Sunday, November 17, 2024

Everlasting Dolls, Formerly Made by Miss Walker

    ©  Kathy Duncan, 2024

Recently, Michelle Brown found an advertisement in the Manufacturers and Farmers Journal that was placed by E. W. Billings in the 14 December 1874 issue. Michelle's find is extremely important because it definitively proves that the "Miss Walker" of the celebrated dolls stocked by Billings was, in fact, I.F. Walker. The advertisement further notes that dolls are available by the dozens or singly, so Izannah Walker was wholesaling her dolls. You can see this advertisement on Dixie Redmond's blog Izannah Walker Chronicles.

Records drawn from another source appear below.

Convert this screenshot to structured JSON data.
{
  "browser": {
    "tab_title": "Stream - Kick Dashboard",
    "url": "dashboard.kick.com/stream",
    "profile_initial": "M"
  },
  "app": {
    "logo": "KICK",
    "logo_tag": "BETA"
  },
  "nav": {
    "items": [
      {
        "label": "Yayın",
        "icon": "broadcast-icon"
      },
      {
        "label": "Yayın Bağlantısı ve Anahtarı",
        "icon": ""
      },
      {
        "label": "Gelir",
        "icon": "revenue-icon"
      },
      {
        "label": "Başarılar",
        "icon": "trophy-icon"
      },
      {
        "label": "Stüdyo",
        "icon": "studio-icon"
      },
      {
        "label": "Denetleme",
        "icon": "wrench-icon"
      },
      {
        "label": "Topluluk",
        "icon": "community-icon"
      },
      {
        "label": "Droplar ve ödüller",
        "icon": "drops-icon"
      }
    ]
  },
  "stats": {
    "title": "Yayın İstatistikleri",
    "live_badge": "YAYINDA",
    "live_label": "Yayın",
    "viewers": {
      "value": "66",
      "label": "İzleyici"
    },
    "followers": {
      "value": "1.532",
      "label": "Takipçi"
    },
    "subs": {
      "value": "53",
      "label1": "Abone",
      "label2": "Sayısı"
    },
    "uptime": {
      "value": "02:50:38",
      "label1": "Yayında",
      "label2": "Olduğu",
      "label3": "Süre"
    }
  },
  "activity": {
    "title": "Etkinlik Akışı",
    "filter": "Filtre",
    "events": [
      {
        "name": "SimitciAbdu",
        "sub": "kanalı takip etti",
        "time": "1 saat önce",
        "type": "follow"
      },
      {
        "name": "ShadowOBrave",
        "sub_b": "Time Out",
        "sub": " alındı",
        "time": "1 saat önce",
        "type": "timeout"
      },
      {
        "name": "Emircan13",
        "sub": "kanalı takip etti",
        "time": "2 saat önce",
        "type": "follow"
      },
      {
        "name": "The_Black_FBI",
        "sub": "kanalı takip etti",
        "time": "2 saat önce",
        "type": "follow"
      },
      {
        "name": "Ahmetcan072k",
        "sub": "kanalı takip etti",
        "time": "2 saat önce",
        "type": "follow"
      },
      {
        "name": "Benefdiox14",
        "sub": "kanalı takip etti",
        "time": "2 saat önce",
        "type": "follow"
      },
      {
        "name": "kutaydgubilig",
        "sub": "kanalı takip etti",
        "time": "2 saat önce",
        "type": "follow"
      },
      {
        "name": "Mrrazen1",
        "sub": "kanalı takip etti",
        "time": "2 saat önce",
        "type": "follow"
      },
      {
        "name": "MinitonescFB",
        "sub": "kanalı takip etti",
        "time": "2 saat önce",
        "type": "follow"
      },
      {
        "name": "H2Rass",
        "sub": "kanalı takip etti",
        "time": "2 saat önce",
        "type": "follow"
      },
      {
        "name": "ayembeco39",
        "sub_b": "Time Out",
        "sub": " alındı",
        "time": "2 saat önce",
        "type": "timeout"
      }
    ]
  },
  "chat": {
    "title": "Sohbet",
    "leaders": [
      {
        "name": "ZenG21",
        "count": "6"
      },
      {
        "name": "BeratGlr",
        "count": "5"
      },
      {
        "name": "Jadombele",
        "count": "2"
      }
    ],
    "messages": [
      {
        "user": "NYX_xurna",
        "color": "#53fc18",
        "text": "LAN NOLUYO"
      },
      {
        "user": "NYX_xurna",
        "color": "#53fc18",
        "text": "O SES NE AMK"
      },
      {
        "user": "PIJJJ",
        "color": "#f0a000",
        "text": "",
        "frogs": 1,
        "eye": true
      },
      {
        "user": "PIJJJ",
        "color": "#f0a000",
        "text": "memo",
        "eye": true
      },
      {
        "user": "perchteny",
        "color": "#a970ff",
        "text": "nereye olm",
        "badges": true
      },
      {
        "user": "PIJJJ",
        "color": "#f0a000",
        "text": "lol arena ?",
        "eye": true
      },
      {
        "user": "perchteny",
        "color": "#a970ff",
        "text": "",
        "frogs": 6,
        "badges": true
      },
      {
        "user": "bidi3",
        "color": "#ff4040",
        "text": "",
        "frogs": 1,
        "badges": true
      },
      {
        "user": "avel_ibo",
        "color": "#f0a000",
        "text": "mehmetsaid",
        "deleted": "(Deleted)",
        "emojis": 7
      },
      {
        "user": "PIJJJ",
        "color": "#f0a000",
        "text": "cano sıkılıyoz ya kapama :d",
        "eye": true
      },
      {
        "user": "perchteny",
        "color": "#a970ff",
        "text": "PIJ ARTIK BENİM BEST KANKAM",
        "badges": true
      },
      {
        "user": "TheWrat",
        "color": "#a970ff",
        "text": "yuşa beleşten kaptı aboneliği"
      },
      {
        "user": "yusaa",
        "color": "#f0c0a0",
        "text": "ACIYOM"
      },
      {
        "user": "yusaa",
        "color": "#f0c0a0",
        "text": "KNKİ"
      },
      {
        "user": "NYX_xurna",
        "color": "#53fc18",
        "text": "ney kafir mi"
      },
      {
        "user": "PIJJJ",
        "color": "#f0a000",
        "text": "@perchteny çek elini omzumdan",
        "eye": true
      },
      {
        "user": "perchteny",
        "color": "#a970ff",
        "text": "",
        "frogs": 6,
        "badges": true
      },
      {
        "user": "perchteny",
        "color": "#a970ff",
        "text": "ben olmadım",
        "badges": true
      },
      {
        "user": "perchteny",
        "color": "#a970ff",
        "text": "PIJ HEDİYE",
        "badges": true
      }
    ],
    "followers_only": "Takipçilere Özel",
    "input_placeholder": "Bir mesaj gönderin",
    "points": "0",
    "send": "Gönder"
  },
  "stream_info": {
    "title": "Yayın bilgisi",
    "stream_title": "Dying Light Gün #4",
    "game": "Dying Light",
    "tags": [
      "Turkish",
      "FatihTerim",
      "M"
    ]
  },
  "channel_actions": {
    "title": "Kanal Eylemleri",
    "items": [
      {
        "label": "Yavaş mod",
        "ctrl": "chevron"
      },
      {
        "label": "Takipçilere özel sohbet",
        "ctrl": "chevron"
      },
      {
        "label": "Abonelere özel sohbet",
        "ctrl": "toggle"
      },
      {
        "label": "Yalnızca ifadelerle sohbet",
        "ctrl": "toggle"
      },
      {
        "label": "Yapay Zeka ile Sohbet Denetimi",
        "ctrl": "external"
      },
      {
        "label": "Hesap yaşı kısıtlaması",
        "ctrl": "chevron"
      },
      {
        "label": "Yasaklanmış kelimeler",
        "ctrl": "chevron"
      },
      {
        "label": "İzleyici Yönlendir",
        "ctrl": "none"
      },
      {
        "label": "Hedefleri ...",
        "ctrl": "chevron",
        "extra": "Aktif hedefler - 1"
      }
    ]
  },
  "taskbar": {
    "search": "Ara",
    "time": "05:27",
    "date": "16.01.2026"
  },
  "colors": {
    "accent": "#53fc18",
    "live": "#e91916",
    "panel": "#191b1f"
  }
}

1875 brought a continuation of doll production for Izannah F. Walker. On the first of May 1875, E. W. Billings ran an announcement that he had received a shipment of dolls from Izannah. This is not out of the ordinary for a wholesaler since merchants would soon be planning orders for the holiday shopping season.



 



However, between May and December a major shift happened. On 13 December 1875, Billings announced that he had received a shipment of dolls "formerly made by Miss Walker."







Formerly?? Without any other context, this statement is impossible to interpret. Was someone else producing Izannah's dolls for  her? Who? For how long? What was Izannah doing instead? Was she ill? Was she resting? Was she somewhere else? Travelling? Was she doing something else? Working on other inventions? Did she return to doll production? When? 

We know that she did not sell her doll patent during her lifetime and that she it willed to her brother when she died. We also know that she was supplying dolls to the Billings firm in 1881. As of yet, we don't know what happened between 1875 and 1881.